Лиза покачала головой:
— Знаешь, дорогой, по-настоящему убедительные призывы к прекращению ненужной стране войны, к простой и скромной жизни, к гармонии с природой — это такие вещи, которые ухитрились не устареть за последние две тысячи лет.
— Конечно, конечно, — ее супруг все еще старался обратить разговор в шутку. — Ты, я вижу, в юности входила в число его поклонников, дорогая?
— В то время я заканчивала колледж в Сан-Диего, — Лиза была абсолютно серьезна. — Но окажись я поближе к Вашингтону — непременно посещала бы его, как ты называешь, проповеди. И вообще, если хочешь знать, имей Никсон на ту пору хоть немного меньше влияния и денег на предвыборную кампанию, эти «проповеди»…
— Ну, знаешь, это уже чересчур, — теперь и Оппенгеймер оставил шутливый тон. — Он пошел «вразнос» — не против демократов или республиканцев, а против всех. И, если хочешь знать, не против войны — но против миллионов рабочих мест. Во всяком случае, так это тогда звучало…
И тут они оба осеклись, осознав, что затеяли свой диспут не ко времени и не к месту.
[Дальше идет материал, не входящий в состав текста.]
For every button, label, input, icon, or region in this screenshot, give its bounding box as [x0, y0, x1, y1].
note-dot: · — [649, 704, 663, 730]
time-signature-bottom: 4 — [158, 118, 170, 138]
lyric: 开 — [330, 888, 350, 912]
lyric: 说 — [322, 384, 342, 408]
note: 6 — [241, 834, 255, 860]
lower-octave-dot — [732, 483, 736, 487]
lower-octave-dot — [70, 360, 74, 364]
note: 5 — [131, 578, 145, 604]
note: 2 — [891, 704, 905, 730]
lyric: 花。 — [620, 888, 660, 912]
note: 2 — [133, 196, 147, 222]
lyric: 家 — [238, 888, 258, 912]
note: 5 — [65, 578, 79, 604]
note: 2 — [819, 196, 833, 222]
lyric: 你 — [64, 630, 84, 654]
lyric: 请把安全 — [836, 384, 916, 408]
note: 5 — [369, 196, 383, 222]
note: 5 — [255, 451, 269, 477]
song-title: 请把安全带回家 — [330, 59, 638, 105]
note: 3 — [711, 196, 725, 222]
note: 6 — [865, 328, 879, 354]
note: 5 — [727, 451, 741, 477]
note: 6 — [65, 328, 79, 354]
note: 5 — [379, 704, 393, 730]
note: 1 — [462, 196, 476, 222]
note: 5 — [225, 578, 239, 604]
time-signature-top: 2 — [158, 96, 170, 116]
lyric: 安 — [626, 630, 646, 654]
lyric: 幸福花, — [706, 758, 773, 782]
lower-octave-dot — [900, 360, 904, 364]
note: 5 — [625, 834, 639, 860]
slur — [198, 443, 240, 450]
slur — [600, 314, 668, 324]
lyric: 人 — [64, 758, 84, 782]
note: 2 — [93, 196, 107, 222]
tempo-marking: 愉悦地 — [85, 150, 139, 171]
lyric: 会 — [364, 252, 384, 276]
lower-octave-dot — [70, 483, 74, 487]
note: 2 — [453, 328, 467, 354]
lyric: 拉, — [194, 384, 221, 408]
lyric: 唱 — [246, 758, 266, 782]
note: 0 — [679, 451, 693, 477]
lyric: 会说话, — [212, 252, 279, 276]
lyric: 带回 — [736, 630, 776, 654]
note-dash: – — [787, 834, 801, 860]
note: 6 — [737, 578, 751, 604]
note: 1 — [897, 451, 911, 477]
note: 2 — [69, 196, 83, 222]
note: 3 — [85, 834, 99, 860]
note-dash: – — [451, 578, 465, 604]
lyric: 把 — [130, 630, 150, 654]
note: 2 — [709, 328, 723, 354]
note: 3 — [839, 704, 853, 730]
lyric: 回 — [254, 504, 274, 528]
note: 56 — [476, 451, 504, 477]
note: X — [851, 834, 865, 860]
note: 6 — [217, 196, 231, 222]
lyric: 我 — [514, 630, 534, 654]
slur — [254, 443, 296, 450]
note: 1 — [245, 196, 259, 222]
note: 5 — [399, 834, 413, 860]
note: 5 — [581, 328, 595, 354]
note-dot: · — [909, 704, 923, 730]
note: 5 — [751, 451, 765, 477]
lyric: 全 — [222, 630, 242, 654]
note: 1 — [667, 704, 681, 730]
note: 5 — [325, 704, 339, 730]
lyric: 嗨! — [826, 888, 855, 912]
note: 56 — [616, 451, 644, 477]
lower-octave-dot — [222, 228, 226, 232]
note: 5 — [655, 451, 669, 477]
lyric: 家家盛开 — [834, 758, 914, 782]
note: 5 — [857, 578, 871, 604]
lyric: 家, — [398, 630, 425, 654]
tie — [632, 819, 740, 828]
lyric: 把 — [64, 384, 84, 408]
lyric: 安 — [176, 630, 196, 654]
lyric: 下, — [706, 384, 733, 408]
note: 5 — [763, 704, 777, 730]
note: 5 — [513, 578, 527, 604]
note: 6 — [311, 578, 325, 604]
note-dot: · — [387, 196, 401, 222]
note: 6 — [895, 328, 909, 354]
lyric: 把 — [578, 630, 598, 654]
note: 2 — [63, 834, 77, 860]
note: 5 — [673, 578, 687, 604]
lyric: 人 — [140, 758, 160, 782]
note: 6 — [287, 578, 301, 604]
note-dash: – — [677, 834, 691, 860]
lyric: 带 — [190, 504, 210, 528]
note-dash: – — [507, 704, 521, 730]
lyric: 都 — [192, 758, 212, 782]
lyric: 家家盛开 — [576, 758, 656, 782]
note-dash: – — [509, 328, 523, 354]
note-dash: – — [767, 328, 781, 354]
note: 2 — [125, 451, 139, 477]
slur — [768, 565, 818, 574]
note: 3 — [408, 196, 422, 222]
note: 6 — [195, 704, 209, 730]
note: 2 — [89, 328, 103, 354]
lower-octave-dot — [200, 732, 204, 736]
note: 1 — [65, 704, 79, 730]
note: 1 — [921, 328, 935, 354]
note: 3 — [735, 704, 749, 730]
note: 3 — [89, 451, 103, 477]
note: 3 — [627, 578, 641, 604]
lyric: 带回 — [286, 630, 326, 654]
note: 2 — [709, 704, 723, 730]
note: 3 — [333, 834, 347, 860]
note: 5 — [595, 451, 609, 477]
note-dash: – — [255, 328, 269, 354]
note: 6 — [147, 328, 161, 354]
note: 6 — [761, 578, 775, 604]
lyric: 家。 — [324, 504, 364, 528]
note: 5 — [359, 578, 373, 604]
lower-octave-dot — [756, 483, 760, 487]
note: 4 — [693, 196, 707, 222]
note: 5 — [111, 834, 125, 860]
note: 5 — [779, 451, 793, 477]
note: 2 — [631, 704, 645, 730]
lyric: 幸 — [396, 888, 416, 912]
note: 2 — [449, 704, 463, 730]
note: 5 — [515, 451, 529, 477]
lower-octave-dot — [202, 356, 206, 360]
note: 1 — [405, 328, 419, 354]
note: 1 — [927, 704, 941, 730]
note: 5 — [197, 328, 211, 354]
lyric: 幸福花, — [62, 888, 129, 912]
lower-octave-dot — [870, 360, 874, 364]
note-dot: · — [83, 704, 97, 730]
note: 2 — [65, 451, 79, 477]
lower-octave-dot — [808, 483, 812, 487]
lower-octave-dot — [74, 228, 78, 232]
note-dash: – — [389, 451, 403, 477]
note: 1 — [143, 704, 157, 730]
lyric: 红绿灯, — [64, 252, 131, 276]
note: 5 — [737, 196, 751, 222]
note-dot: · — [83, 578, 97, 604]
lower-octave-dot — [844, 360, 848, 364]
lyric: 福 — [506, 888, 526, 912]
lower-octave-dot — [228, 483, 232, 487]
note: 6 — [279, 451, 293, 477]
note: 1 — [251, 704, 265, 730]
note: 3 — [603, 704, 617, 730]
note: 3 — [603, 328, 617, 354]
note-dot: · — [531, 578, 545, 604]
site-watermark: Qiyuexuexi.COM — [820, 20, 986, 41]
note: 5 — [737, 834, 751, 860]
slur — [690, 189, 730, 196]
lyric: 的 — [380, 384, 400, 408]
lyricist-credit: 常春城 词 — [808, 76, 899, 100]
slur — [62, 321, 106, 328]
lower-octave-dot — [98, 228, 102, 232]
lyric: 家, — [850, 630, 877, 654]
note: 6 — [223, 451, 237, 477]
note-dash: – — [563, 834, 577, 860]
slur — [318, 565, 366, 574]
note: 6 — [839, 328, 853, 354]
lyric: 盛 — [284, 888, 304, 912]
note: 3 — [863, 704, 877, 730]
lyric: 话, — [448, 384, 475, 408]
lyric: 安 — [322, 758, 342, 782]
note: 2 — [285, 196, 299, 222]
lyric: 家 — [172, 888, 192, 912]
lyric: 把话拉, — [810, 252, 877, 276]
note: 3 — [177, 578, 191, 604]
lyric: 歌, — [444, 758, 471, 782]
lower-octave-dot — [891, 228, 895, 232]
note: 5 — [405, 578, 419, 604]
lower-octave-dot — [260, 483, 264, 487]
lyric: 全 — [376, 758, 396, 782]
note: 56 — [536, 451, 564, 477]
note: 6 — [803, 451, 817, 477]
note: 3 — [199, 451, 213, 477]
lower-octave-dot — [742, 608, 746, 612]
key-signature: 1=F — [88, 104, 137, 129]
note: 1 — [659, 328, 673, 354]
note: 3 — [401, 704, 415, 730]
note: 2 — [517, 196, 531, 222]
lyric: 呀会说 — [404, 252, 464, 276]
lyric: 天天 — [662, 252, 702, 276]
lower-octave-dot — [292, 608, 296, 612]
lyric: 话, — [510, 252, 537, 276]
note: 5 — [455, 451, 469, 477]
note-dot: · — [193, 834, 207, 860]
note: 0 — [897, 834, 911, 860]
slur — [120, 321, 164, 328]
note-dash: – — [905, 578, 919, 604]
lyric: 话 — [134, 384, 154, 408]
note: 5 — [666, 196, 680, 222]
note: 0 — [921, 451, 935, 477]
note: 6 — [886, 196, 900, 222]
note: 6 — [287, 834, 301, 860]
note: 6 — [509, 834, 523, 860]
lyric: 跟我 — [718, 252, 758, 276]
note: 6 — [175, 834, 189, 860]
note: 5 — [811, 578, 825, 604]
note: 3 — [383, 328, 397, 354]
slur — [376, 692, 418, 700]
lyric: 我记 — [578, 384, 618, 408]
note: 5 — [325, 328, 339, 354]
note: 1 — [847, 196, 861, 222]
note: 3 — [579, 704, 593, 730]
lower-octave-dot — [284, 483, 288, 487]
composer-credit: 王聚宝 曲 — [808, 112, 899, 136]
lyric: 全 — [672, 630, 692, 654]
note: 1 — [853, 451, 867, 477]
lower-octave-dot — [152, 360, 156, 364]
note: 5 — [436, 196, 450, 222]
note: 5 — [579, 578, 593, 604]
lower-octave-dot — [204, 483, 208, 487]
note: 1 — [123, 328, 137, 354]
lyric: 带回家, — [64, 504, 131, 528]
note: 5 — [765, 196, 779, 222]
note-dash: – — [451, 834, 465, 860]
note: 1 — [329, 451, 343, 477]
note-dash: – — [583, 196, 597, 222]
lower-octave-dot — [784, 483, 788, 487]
Старик потянулся за фотографией. Лиза поспешно вернула ее хозяину.
— Я не совсем понял, о чем вы сейчас говорили, но вы явно с кем-то путаете нашего Джошуа. — Он бережно пристроил венок на прежнее место. — Я бы не назвал нашего мальчика главой секты. Кроме того, тот человек был убит тридцать с чем-то лет назад, я правильно понял? А Джошуа сейчас жив, здоров и даже неплохо обеспечен. Какое-то время назад, когда мы нуждались, он присылал нам деньги. Но это было давно. Сейчас нам мало что нужно…
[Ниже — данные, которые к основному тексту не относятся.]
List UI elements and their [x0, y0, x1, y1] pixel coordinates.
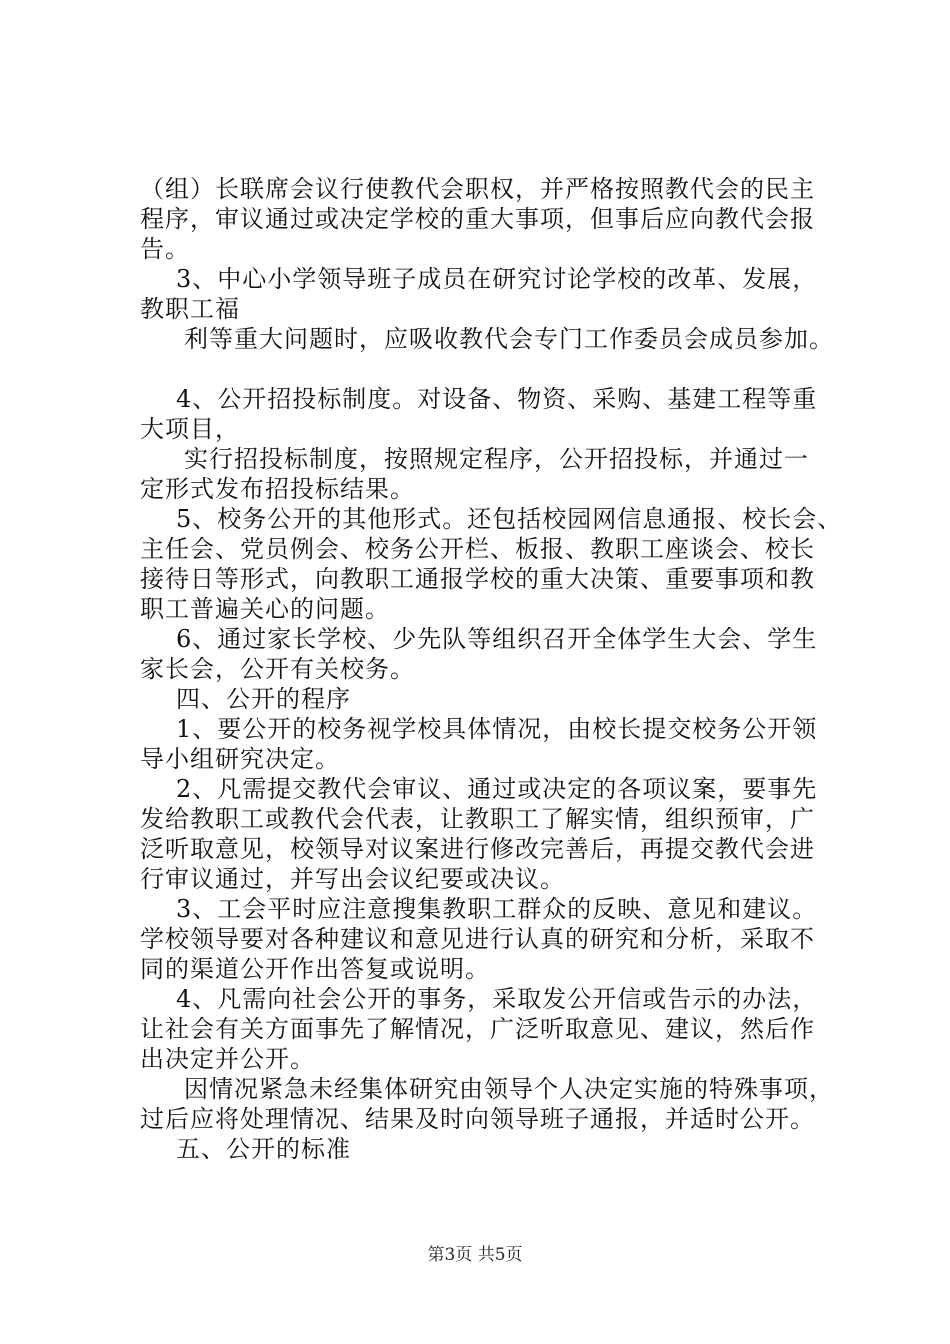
document-body [140, 174, 843, 1164]
text-line: 大项目， [140, 415, 240, 443]
text-line: 6、通过家长学校、少先队等组织召开全体学生大会、学生 [176, 625, 818, 653]
text-line: 职工普遍关心的问题。 [140, 595, 390, 623]
text-line: 过后应将处理情况、结果及时向领导班子通报，并适时公开。 [140, 1105, 815, 1133]
text-line: 3、中心小学领导班子成员在研究讨论学校的改革、发展， [176, 265, 818, 293]
text-line: 接待日等形式，向教职工通报学校的重大决策、重要事项和教 [140, 565, 815, 593]
text-line: 1、要公开的校务视学校具体情况，由校长提交校务公开领 [176, 715, 818, 743]
text-line: 同的渠道公开作出答复或说明。 [140, 955, 490, 983]
text-line: 主任会、党员例会、校务公开栏、板报、教职工座谈会、校长 [140, 535, 815, 563]
text-line: 家长会，公开有关校务。 [140, 655, 415, 683]
text-line: 程序，审议通过或决定学校的重大事项，但事后应向教代会报 [140, 205, 815, 233]
page-footer [0, 1244, 950, 1266]
text-line: 出决定并公开。 [140, 1045, 315, 1073]
section-heading: 五、公开的标准 [176, 1135, 351, 1163]
text-line: 行审议通过，并写出会议纪要或决议。 [140, 865, 565, 893]
text-line: 学校领导要对各种建议和意见进行认真的研究和分析，采取不 [140, 925, 815, 953]
page-number: 第3页 共5页 [427, 1245, 523, 1265]
text-line: 教职工福 [140, 295, 240, 323]
section-heading: 四、公开的程序 [176, 685, 351, 713]
text-line: 4、凡需向社会公开的事务，采取发公开信或告示的办法， [176, 985, 818, 1013]
text-line: 5、校务公开的其他形式。还包括校园网信息通报、校长会、 [176, 505, 843, 533]
text-line: 导小组研究决定。 [140, 745, 340, 773]
text-line: 泛听取意见，校领导对议案进行修改完善后，再提交教代会进 [140, 835, 815, 863]
text-line: 利等重大问题时，应吸收教代会专门工作委员会成员参加。 [184, 325, 834, 353]
text-line: 因情况紧急未经集体研究由领导个人决定实施的特殊事项， [184, 1075, 834, 1103]
text-line: 让社会有关方面事先了解情况，广泛听取意见、建议，然后作 [140, 1015, 815, 1043]
text-line: 实行招投标制度，按照规定程序，公开招投标，并通过一 [184, 445, 809, 473]
paragraph-gap [140, 354, 830, 384]
text-line: 4、公开招投标制度。对设备、物资、采购、基建工程等重 [176, 385, 818, 413]
text-line: 告。 [140, 235, 190, 263]
text-line: 定形式发布招投标结果。 [140, 475, 415, 503]
text-line: 2、凡需提交教代会审议、通过或决定的各项议案，要事先 [176, 775, 818, 803]
text-line: 发给教职工或教代会代表，让教职工了解实情，组织预审，广 [140, 805, 815, 833]
text-line: 3、工会平时应注意搜集教职工群众的反映、意见和建议。 [176, 895, 818, 923]
text-line: （组）长联席会议行使教代会职权，并严格按照教代会的民主 [140, 175, 815, 203]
Старуха, бесшумно сидевшая в углу комнаты (мы даже забыли о ней), могла видеть движения его губ. Она вдруг резко выпрямилась, и руки ее быстро заходили в воздухе — слова на языке жестов.
Старик кивнул, видимо, принимая доводы супруги.
— Вы уж извините, но у нее свое мнение на этот счет. В каком-то смысле нашего сына действительно можно назвать главой… общины, причем очень обширной. Он занимается… ну, скажем, целительством — не знаю, как это точнее назвать. Его сторонники утверждают, что он буквально творит чудеса. Не знаю… Но он, конечно, и в самом деле совершенно необычный человек.